2003: Tommy Caldwell and Beth Rodden make the first free ascent of the West Buttress 5.13c. Alex and Thomas Huber free Zodiac 5.13d.
2004: Tommy Caldwell frees the Dihedral Wall 5.14a. Steph Davis is the first woman to make a one-day ascent of Freerider.
2005: Tommy Caldwell and Beth Rodden make the second free ascent of The Nose. Steph Davis is first female to make a free ascent of the Salathé.
2006: Nicolas Favresse and Ivo Ninov establish Lost in Translation 5.12b/c.
2007: Justen Sjong and Rob Miller establish PreMuir 5.13d.
2008: Tommy Caldwell and Justen Sjong free Magic Mushroom 5.14a.
2009: Ueli Steck nearly onsights Golden Gate, falling on a wet 5.11 move.
2010: Leo Houlding and Jason Pickles establish The Prophet 5.14aX.
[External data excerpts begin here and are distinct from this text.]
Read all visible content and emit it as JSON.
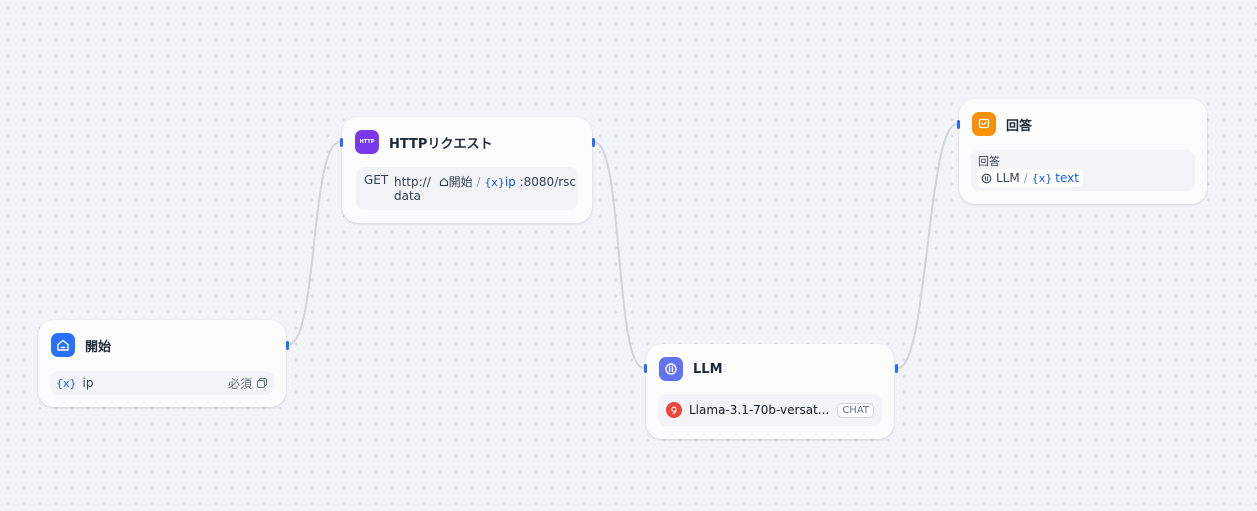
{
  "colors": {
    "edge": "#d0d5dd",
    "handle": "#296dff",
    "start_icon_bg": "#2970ff",
    "http_icon_bg": "#7839ee",
    "llm_icon_bg": "#6172f3",
    "answer_icon_bg": "#f79009",
    "model_icon_bg": "#f04438"
  },
  "start_node": {
    "title": "開始",
    "icon": "home-icon",
    "variable": {
      "prefix": "{x}",
      "name": "ip",
      "required": "必須",
      "icon": "copy-icon"
    }
  },
  "http_node": {
    "title": "HTTPリクエスト",
    "icon_label": "HTTP",
    "method": "GET",
    "url_prefix": "http://",
    "url_ref_node": "開始",
    "separator": "/",
    "url_ref_prefix": "{x}",
    "url_ref_var": "ip",
    "url_suffix": ":8080/rsc",
    "url_line2": "data"
  },
  "llm_node": {
    "title": "LLM",
    "icon": "llm-icon",
    "model_icon": "model-provider-icon",
    "model_name": "Llama-3.1-70b-versat...",
    "mode_badge": "CHAT"
  },
  "answer_node": {
    "title": "回答",
    "icon": "answer-icon",
    "field_label": "回答",
    "ref_node": "LLM",
    "separator": "/",
    "ref_prefix": "{x}",
    "ref_var": "text"
  }
}
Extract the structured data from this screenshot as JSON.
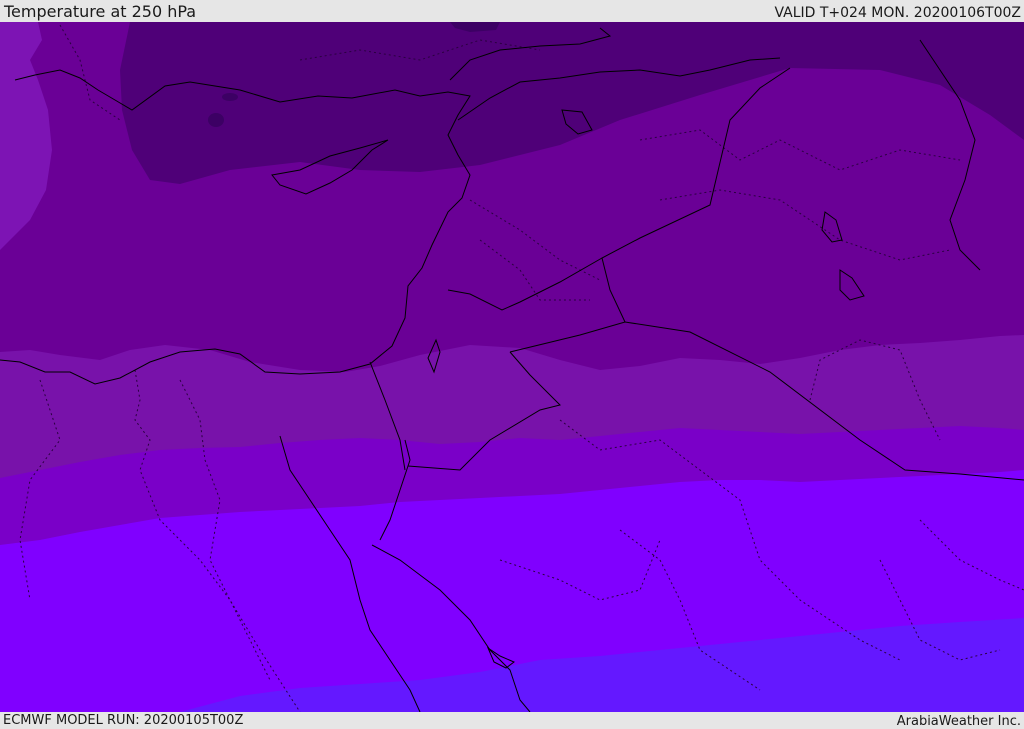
{
  "header": {
    "title": "Temperature at 250 hPa",
    "valid": "VALID T+024 MON. 20200106T00Z"
  },
  "footer": {
    "model_run": "ECMWF MODEL RUN: 20200105T00Z",
    "credit": "ArabiaWeather Inc."
  },
  "colors": {
    "band_coldest": "#3c0064",
    "band_very_cold": "#4f0078",
    "band_cold": "#6a0096",
    "band_cool": "#7812aa",
    "band_mid": "#7a00c8",
    "band_warm": "#8000ff",
    "band_warmest": "#6418ff",
    "west_lobe": "#7d14b4",
    "coastline": "#000000",
    "border": "#2a0040"
  }
}
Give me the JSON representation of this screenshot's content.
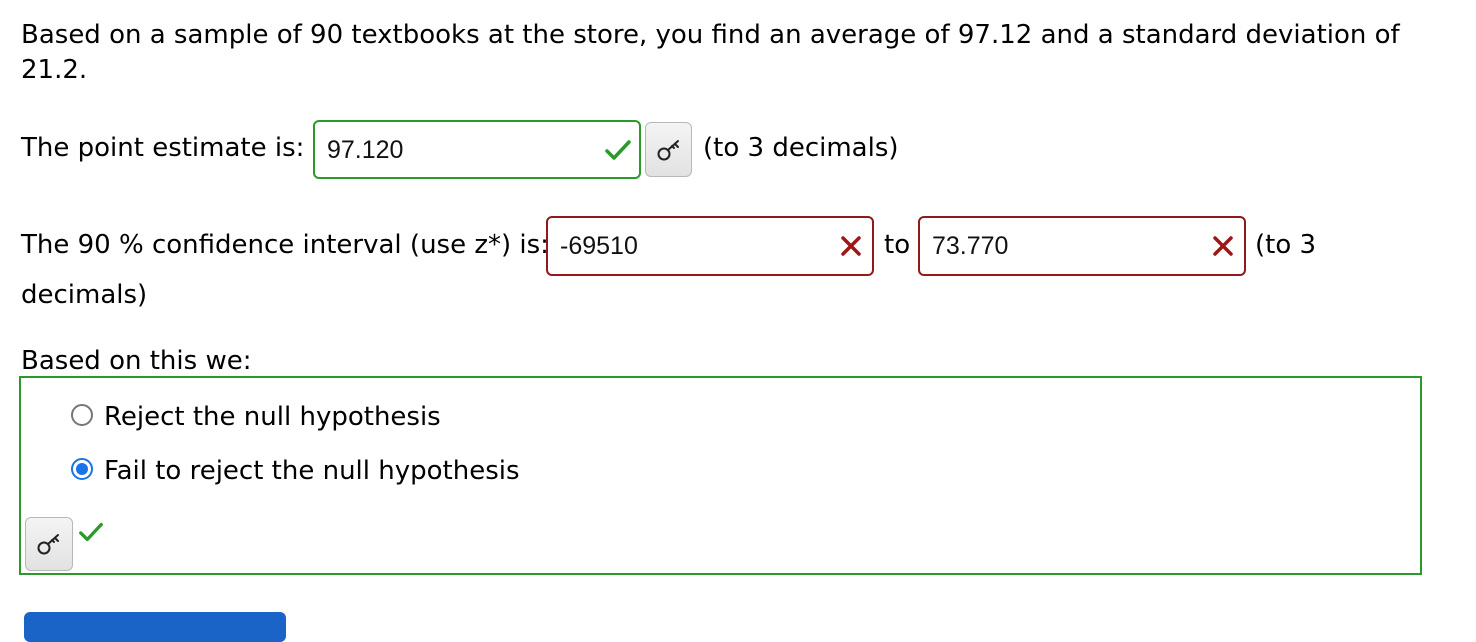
{
  "question": {
    "line1": "Based on a sample of 90 textbooks at the store, you find an average of 97.12 and a standard deviation of",
    "line2": "21.2."
  },
  "point_estimate": {
    "label": "The point estimate is:",
    "value": "97.120",
    "status": "correct",
    "suffix": "(to 3 decimals)"
  },
  "confidence_interval": {
    "label": "The 90 % confidence interval (use z*) is:",
    "lower_value": "-69510",
    "lower_status": "incorrect",
    "to_label": "to",
    "upper_value": "73.770",
    "upper_status": "incorrect",
    "suffix_line1": "(to 3",
    "suffix_line2": "decimals)"
  },
  "decision": {
    "label": "Based on this we:",
    "options": [
      {
        "label": "Reject the null hypothesis",
        "selected": false
      },
      {
        "label": "Fail to reject the null hypothesis",
        "selected": true
      }
    ],
    "status": "correct"
  },
  "colors": {
    "correct": "#2a9a2a",
    "incorrect": "#8e1b1b",
    "accent": "#1a73e8"
  }
}
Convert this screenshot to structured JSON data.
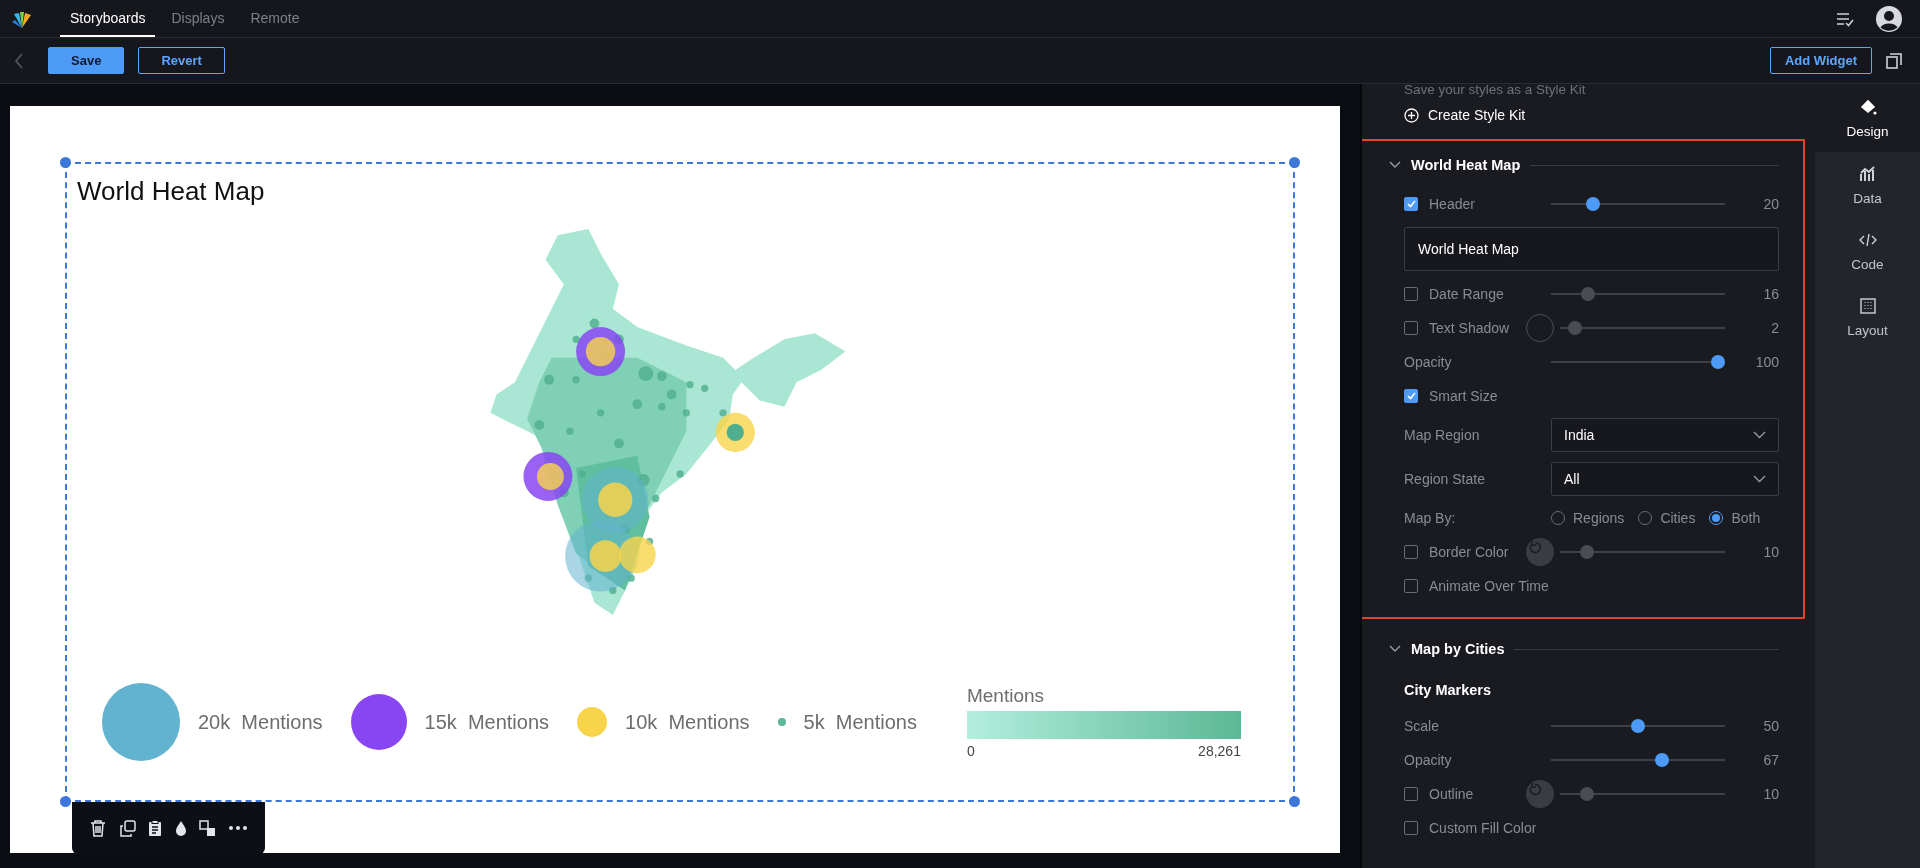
{
  "nav": {
    "tabs": [
      {
        "label": "Storyboards",
        "selected": true
      },
      {
        "label": "Displays",
        "selected": false
      },
      {
        "label": "Remote",
        "selected": false
      }
    ]
  },
  "toolbar": {
    "buttons": [
      {
        "label": "Save",
        "kind": "primary"
      },
      {
        "label": "Revert",
        "kind": "outline"
      }
    ],
    "add_widget": "Add Widget"
  },
  "widget": {
    "title": "World Heat Map",
    "legend": {
      "sizes": [
        {
          "label": "20k  Mentions",
          "color": "#62b3cf"
        },
        {
          "label": "15k  Mentions",
          "color": "#8746f2"
        },
        {
          "label": "10k  Mentions",
          "color": "#f7d44a"
        },
        {
          "label": "5k  Mentions",
          "color": "#5cb898"
        }
      ],
      "colorbar": {
        "title": "Mentions",
        "min": "0",
        "max": "28,261"
      }
    }
  },
  "panel": {
    "style_kit_hint": "Save your styles as a Style Kit",
    "create_style_kit": "Create Style Kit",
    "sections": [
      {
        "title": "World Heat Map",
        "expanded": true,
        "highlighted": true,
        "rows": [
          {
            "kind": "check-slider",
            "label": "Header",
            "checked": true,
            "level": 0.22,
            "reading": "20",
            "disabled": false
          },
          {
            "kind": "text-input",
            "value": "World Heat Map"
          },
          {
            "kind": "check-slider",
            "label": "Date Range",
            "checked": false,
            "level": 0.19,
            "reading": "16",
            "disabled": true
          },
          {
            "kind": "check-swatch-slider",
            "label": "Text Shadow",
            "checked": false,
            "swatch_filled": false,
            "level": 0.05,
            "reading": "2",
            "disabled": true
          },
          {
            "kind": "slider",
            "label": "Opacity",
            "level": 1,
            "reading": "100",
            "disabled": false
          },
          {
            "kind": "check",
            "label": "Smart Size",
            "checked": true
          },
          {
            "kind": "select",
            "label": "Map Region",
            "value": "India"
          },
          {
            "kind": "select",
            "label": "Region State",
            "value": "All"
          },
          {
            "kind": "radio",
            "label": "Map By:",
            "options": [
              {
                "label": "Regions",
                "selected": false
              },
              {
                "label": "Cities",
                "selected": false
              },
              {
                "label": "Both",
                "selected": true
              }
            ]
          },
          {
            "kind": "check-swatch-slider",
            "label": "Border Color",
            "checked": false,
            "swatch_filled": true,
            "level": 0.13,
            "reading": "10",
            "disabled": true
          },
          {
            "kind": "check",
            "label": "Animate Over Time",
            "checked": false
          }
        ]
      },
      {
        "title": "Map by Cities",
        "expanded": true,
        "highlighted": false,
        "rows": [
          {
            "kind": "subheading",
            "label": "City Markers"
          },
          {
            "kind": "slider",
            "label": "Scale",
            "level": 0.5,
            "reading": "50",
            "disabled": false
          },
          {
            "kind": "slider",
            "label": "Opacity",
            "level": 0.65,
            "reading": "67",
            "disabled": false
          },
          {
            "kind": "check-swatch-slider",
            "label": "Outline",
            "checked": false,
            "swatch_filled": true,
            "level": 0.13,
            "reading": "10",
            "disabled": true
          },
          {
            "kind": "check",
            "label": "Custom Fill Color",
            "checked": false
          }
        ]
      }
    ]
  },
  "side_tabs": [
    {
      "label": "Design",
      "selected": true
    },
    {
      "label": "Data",
      "selected": false
    },
    {
      "label": "Code",
      "selected": false
    },
    {
      "label": "Layout",
      "selected": false
    }
  ]
}
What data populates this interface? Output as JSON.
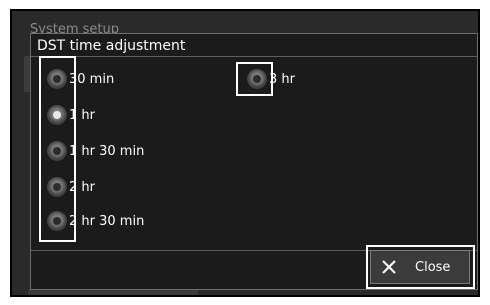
{
  "app": {
    "background_title": "System setup"
  },
  "dialog": {
    "title": "DST time adjustment",
    "options": [
      {
        "label": "30 min",
        "selected": false
      },
      {
        "label": "1 hr",
        "selected": true
      },
      {
        "label": "1 hr 30 min",
        "selected": false
      },
      {
        "label": "2 hr",
        "selected": false
      },
      {
        "label": "2 hr 30 min",
        "selected": false
      },
      {
        "label": "3 hr",
        "selected": false
      }
    ],
    "close_label": "Close"
  },
  "colors": {
    "dialog_background": "#1b1b1b",
    "text": "#ffffff",
    "callout_border": "#ffffff",
    "button_background": "#3b3b3b"
  },
  "icons": {
    "close": "close-icon",
    "radio": "radio-icon"
  }
}
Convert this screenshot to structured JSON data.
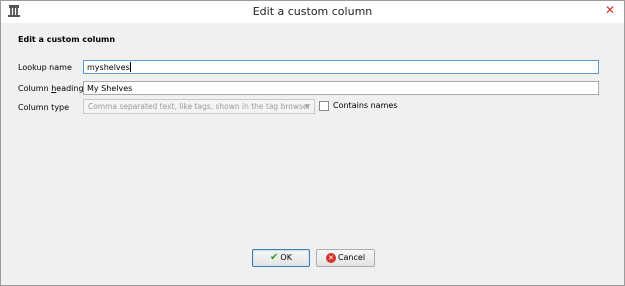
{
  "window": {
    "title": "Edit a custom column",
    "app_icon": "calibre-library-icon",
    "close_icon": "close-icon"
  },
  "form": {
    "heading": "Edit a custom column",
    "lookup_name": {
      "label": "Lookup name",
      "value": "myshelves"
    },
    "column_heading": {
      "label_prefix": "Column ",
      "label_access": "h",
      "label_rest": "eading",
      "value": "My Shelves"
    },
    "column_type": {
      "label": "Column type",
      "selected": "Comma separated text, like tags, shown in the tag browser",
      "enabled": false
    },
    "contains_names": {
      "label": "Contains names",
      "checked": false
    }
  },
  "buttons": {
    "ok_label": "OK",
    "cancel_label": "Cancel"
  },
  "colors": {
    "focus_border": "#5c9bd1",
    "close": "#d0302d",
    "ok_icon": "#2f9a2f",
    "cancel_icon": "#d4332c"
  }
}
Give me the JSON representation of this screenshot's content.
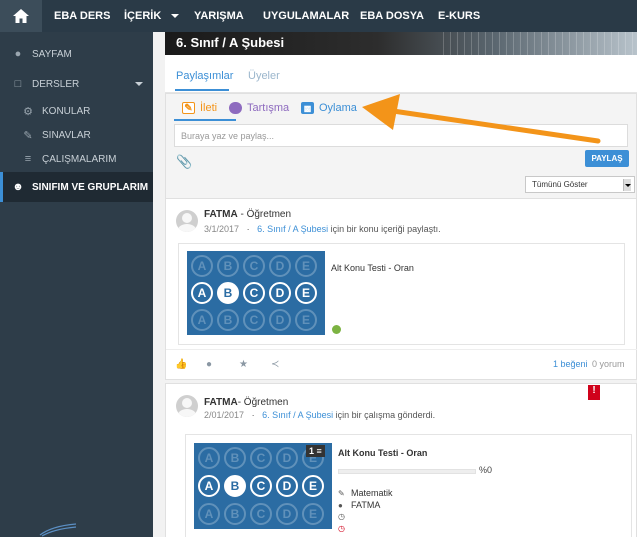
{
  "topnav": {
    "items": [
      "EBA DERS",
      "İÇERİK",
      "YARIŞMA",
      "UYGULAMALAR",
      "EBA DOSYA",
      "E-KURS"
    ]
  },
  "sidebar": {
    "items": [
      {
        "label": "SAYFAM",
        "icon": "user-icon"
      },
      {
        "label": "DERSLER",
        "icon": "book-icon"
      },
      {
        "label": "KONULAR",
        "icon": "gear-icon"
      },
      {
        "label": "SINAVLAR",
        "icon": "pencil-icon"
      },
      {
        "label": "ÇALIŞMALARIM",
        "icon": "list-icon"
      },
      {
        "label": "SINIFIM VE GRUPLARIM",
        "icon": "group-icon"
      }
    ]
  },
  "banner": {
    "title": "6. Sınıf / A Şubesi"
  },
  "tabs": [
    "Paylaşımlar",
    "Üyeler"
  ],
  "composer": {
    "types": [
      "İleti",
      "Tartışma",
      "Oylama"
    ],
    "placeholder": "Buraya yaz ve paylaş...",
    "share_label": "PAYLAŞ"
  },
  "filter": {
    "selected": "Tümünü Göster"
  },
  "posts": [
    {
      "author": "FATMA",
      "role": " - Öğretmen",
      "date": "3/1/2017",
      "sep": "·",
      "group": "6. Sınıf / A Şubesi",
      "action": " için bir konu içeriği paylaştı.",
      "card_title": "Alt Konu Testi - Oran",
      "likes": "1 beğeni",
      "comments": "0 yorum"
    },
    {
      "author": "FATMA",
      "role": "- Öğretmen",
      "date": "2/01/2017",
      "sep": "·",
      "group": "6. Sınıf / A Şubesi",
      "action": " için bir çalışma gönderdi.",
      "card_title": "Alt Konu Testi - Oran",
      "percent": "%0",
      "progress": 0,
      "subject": "Matematik",
      "teacher": "FATMA",
      "count": "1",
      "flag": "!"
    }
  ],
  "quiz_letters": [
    "A",
    "B",
    "C",
    "D",
    "E"
  ],
  "colors": {
    "accent": "#3c8fd6",
    "arrow": "#f39419",
    "nav": "#2a3a47"
  }
}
2012: Hazel Findlay and James McHaffie make the second free ascent of the PreMuir; she is the first female to send it.
2014: Pete Whittaker flashes Freerider.
2015: Tommy Caldwell and Kevin Jorgeson free the Dawn Wall 5.14d.
2016: Adam Ondra repeats the Dawn Wall in eight days. Pete Whittaker free rope solos Freerider in a day.
2017: Alex Honnold free-solos Freerider 5.13 in 3:56:00. Rob Miller and Roby Rudolf establish The Direct Line 5.13+ near The Nose. Barbara Zangerl and Jacopo Larcher make the second free ascent of Magic Mushroom 5.14a.
2018: Keita Kurakami and Connor Herson free The Nose. Sonnie Trotter adds variation to El Nino called Pineapple Express 5.13b/c.
2019: Barbara Zangerl, Jacopo Larcher and Seb Berthe all free The Nose. Tommy Caldwell and Alex Honnold open a new 5.13 up El Cap.